Claudia Solís-Lemus, a statistician by practice and an assistant professor at the University of Wisconsin-Madison in the Department of Plant Pathology, develops software as part of her research group when she is not busy swimming across Devils Lake in Wisconsin. The software created is all open source in hopes to help benefit the scientific community in any regard.
One of her most prominent open-source projects is a Julia package that she created during her Ph.D. at UW-Madison. The fully open-source tool allows evolutionary biologists to better reconstruct the tree of life from genetic sequences.
“I think it’s one of the most impactful ones because I have met many evolutionary biologists that have used it on their data,” Solís-Lemus said. “This makes me very happy that it is a product that is being used by the community.”
When creating these projects, she finds it imperative to have adequate documentation to help guide a user through the repository. A ‘readme file,’ as Solís-Lemus called it, can be a beneficial file that serves as a guide through the repository, showing users what the different parts of the project are, where to find them and more.
“The files that you have and the content of your folder is not so much for other people, which they profit from, but even yourself a year from now. You’re not going to remember what you did in this code,” Solís-Lemus said.
In open source, creating a repository so that others can have full access and collaboration is extremely helpful when using it for continuous research.

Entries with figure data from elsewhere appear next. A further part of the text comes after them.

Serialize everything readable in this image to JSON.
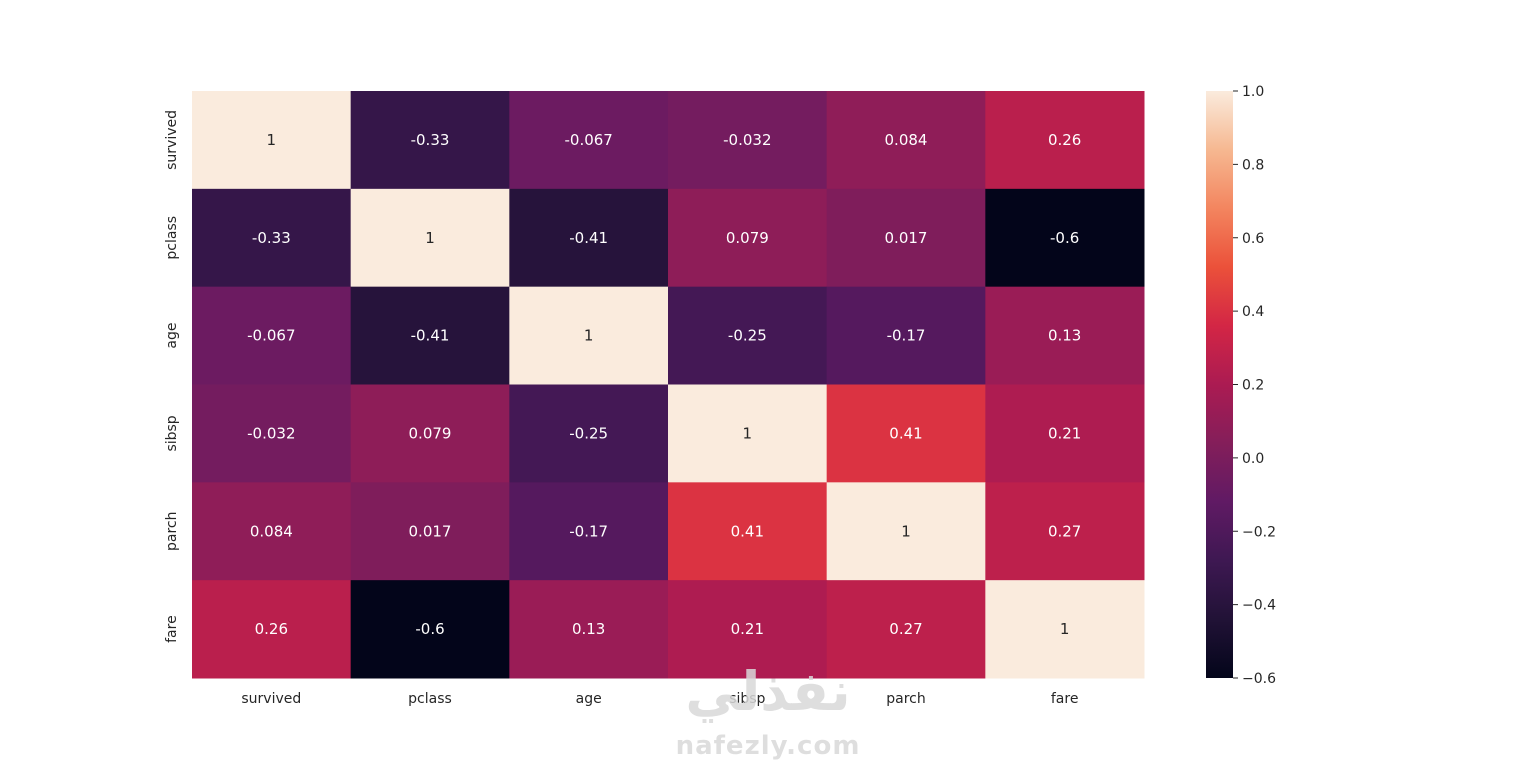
{
  "watermark": {
    "arabic": "نفذلي",
    "latin": "nafezly.com"
  },
  "chart_data": {
    "type": "heatmap",
    "rows": [
      "survived",
      "pclass",
      "age",
      "sibsp",
      "parch",
      "fare"
    ],
    "columns": [
      "survived",
      "pclass",
      "age",
      "sibsp",
      "parch",
      "fare"
    ],
    "values": [
      [
        1,
        -0.33,
        -0.067,
        -0.032,
        0.084,
        0.26
      ],
      [
        -0.33,
        1,
        -0.41,
        0.079,
        0.017,
        -0.6
      ],
      [
        -0.067,
        -0.41,
        1,
        -0.25,
        -0.17,
        0.13
      ],
      [
        -0.032,
        0.079,
        -0.25,
        1,
        0.41,
        0.21
      ],
      [
        0.084,
        0.017,
        -0.17,
        0.41,
        1,
        0.27
      ],
      [
        0.26,
        -0.6,
        0.13,
        0.21,
        0.27,
        1
      ]
    ],
    "labels": [
      [
        "1",
        "-0.33",
        "-0.067",
        "-0.032",
        "0.084",
        "0.26"
      ],
      [
        "-0.33",
        "1",
        "-0.41",
        "0.079",
        "0.017",
        "-0.6"
      ],
      [
        "-0.067",
        "-0.41",
        "1",
        "-0.25",
        "-0.17",
        "0.13"
      ],
      [
        "-0.032",
        "0.079",
        "-0.25",
        "1",
        "0.41",
        "0.21"
      ],
      [
        "0.084",
        "0.017",
        "-0.17",
        "0.41",
        "1",
        "0.27"
      ],
      [
        "0.26",
        "-0.6",
        "0.13",
        "0.21",
        "0.27",
        "1"
      ]
    ],
    "colormap": "rocket",
    "vmin": -0.6,
    "vmax": 1.0,
    "colorbar": {
      "ticks": [
        1.0,
        0.8,
        0.6,
        0.4,
        0.2,
        0.0,
        -0.2,
        -0.4,
        -0.6
      ],
      "tick_labels": [
        "1.0",
        "0.8",
        "0.6",
        "0.4",
        "0.2",
        "0.0",
        "−0.2",
        "−0.4",
        "−0.6"
      ],
      "placement": "right"
    },
    "title": "",
    "xlabel": "",
    "ylabel": ""
  }
}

Solís-Lemus not only wants her software to be available but also to make it available in a useful way so that others can understand how to implement it in their own research.
“One of the challenges is that not everybody’s on the same page on the importance of that,” Solís-Lemus said. “So just trying to explain to people why it’s important to have these standards for code.”
Solís-Lemus focuses on this documentation with students and postdocs who work with her. With training tutorials on best computing practices, best ways to document code, best folder structure and more, she aids her students to become better open-source practitioners who are able to contribute more high-quality projects to the open-source community.
One of the main challenges with open source is maintaining the project, but for Claudia, it can be a challenge when her students graduate. Before they go, she reviews the repositories with them to ensure everything is in check and she knows where everything is. It can be difficult to hire a person to maintain these repositories due to funding, but at the least, she makes sure her students have crossed all their T’s and dotted their I’s, and when they graduate they have a well-documented project to show, as she described it.
Along with keeping repositories well documented to ensure others are able to use and maintain them, open-source projects give an advantage with more people being able to look and edit it, according to Solís-Lemus.
“I feel like as one individual you have limitations. You, of course, do your best to put the best product forward, but it’s always better, like we do that with peer review for publications,” Solís-Lemus. “You have other people read and evaluate your work to make it up to standards for the scientific community.”
As a developer, it is important to make code understandable for other users. The programs being open source — and being able to be peer-reviewed by many people in the open-source community — can give an advantage with this. Especially when people don’t want to spend a lot of time looking through unorganized repositories. Whether it is being improved or criticized by others, this can always help make code and programs even better than before.
Being educated on open source before getting started can help programmers develop stronger open-source code. Learning the process of coding for open source before beginning can make the process go smoother, but it is still a learning process and no one will be perfect on the first day.